= Harvey Dillon =

Australian expert in auditory science and linguistics

Harvey Albert Dillon is an Australian expert in auditory science and linguistics.

Dillon did research for many years at the Australian National Acoustic Laboratories (NAL), where he was appointed Director in 2000. From 1991 to 2007, Dillon was also a deputy director of the Cooperative Research Centre for Cochlear Implant and Hearing Aid Innovations. While at NAL, Dillon created, jointly with Denis Byrne, the Client Oriented Scale of Improvement (COSI) questionnaire for guiding improvements in hearing ability. In 2016, while Director at NAL, Dillon was awarded the Aram Glorig Award ‘for lifelong dedication to Audiology and in recognition of his achievements for the science and practice of Audiology’ at the World Congress of Audiology held in Vancouver.
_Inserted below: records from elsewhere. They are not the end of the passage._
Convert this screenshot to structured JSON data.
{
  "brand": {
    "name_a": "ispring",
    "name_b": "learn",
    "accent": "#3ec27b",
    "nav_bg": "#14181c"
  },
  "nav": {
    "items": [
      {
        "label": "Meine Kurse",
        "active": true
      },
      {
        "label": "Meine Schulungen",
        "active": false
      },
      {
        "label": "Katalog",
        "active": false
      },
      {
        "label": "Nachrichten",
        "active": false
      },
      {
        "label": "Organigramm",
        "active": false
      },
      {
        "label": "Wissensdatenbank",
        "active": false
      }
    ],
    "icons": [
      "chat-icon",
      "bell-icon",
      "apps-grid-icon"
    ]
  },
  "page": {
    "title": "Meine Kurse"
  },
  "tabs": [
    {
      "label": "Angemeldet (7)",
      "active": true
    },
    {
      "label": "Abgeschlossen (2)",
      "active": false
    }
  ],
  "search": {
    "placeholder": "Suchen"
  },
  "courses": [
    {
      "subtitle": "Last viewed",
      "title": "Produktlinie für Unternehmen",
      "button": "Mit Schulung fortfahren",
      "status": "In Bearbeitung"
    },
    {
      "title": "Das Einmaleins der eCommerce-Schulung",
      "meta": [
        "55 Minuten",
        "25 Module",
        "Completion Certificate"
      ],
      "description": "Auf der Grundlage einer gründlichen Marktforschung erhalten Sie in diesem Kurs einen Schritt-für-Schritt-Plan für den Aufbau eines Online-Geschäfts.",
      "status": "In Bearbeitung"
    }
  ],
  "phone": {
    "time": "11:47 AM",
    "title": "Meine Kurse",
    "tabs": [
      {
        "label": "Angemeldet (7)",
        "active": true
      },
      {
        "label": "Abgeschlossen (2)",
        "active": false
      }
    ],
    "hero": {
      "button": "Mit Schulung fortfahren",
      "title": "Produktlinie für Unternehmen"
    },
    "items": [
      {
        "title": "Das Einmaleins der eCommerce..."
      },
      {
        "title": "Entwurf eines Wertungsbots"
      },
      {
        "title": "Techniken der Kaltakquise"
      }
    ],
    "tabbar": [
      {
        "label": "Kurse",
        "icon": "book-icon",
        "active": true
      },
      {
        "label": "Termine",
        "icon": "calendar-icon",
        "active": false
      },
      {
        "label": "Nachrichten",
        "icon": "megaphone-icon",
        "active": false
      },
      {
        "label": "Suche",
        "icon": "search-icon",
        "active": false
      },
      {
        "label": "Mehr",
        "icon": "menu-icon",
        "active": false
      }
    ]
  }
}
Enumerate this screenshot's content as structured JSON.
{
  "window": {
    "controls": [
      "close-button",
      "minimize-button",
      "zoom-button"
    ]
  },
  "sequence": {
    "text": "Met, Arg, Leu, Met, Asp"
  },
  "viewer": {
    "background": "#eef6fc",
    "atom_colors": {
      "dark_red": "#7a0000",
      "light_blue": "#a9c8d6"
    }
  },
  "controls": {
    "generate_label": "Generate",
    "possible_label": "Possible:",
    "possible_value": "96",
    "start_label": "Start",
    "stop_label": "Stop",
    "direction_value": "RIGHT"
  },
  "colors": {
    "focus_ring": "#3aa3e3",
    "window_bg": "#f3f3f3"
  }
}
In 2003, the American Academy of Audiology (AAA) gave Dillon a Research Achievement Award for significant impact in the field of audiology/hearing research.

in 2013, the Callier Center for Communication Disorders at the University of Texas at Dallas awarded Dillon its biennial Callier Prize in Communication Disorders.

In 2018, Dillon was made an Officer of the Order of Australia for "distinguished service to science, and to engineering, as a researcher in the field of hearing loss assessment, electrophysiology, and rehabilitation, and to improved auditory technologies."

Dillon is a professor in the Department of Linguistics at Macquarie University. He is a Fellow at the International Collegium of Rehabilitative Audiology (ICRA).

According to the ABC, Dillon is the author of the widely used textbook Hearing Aids.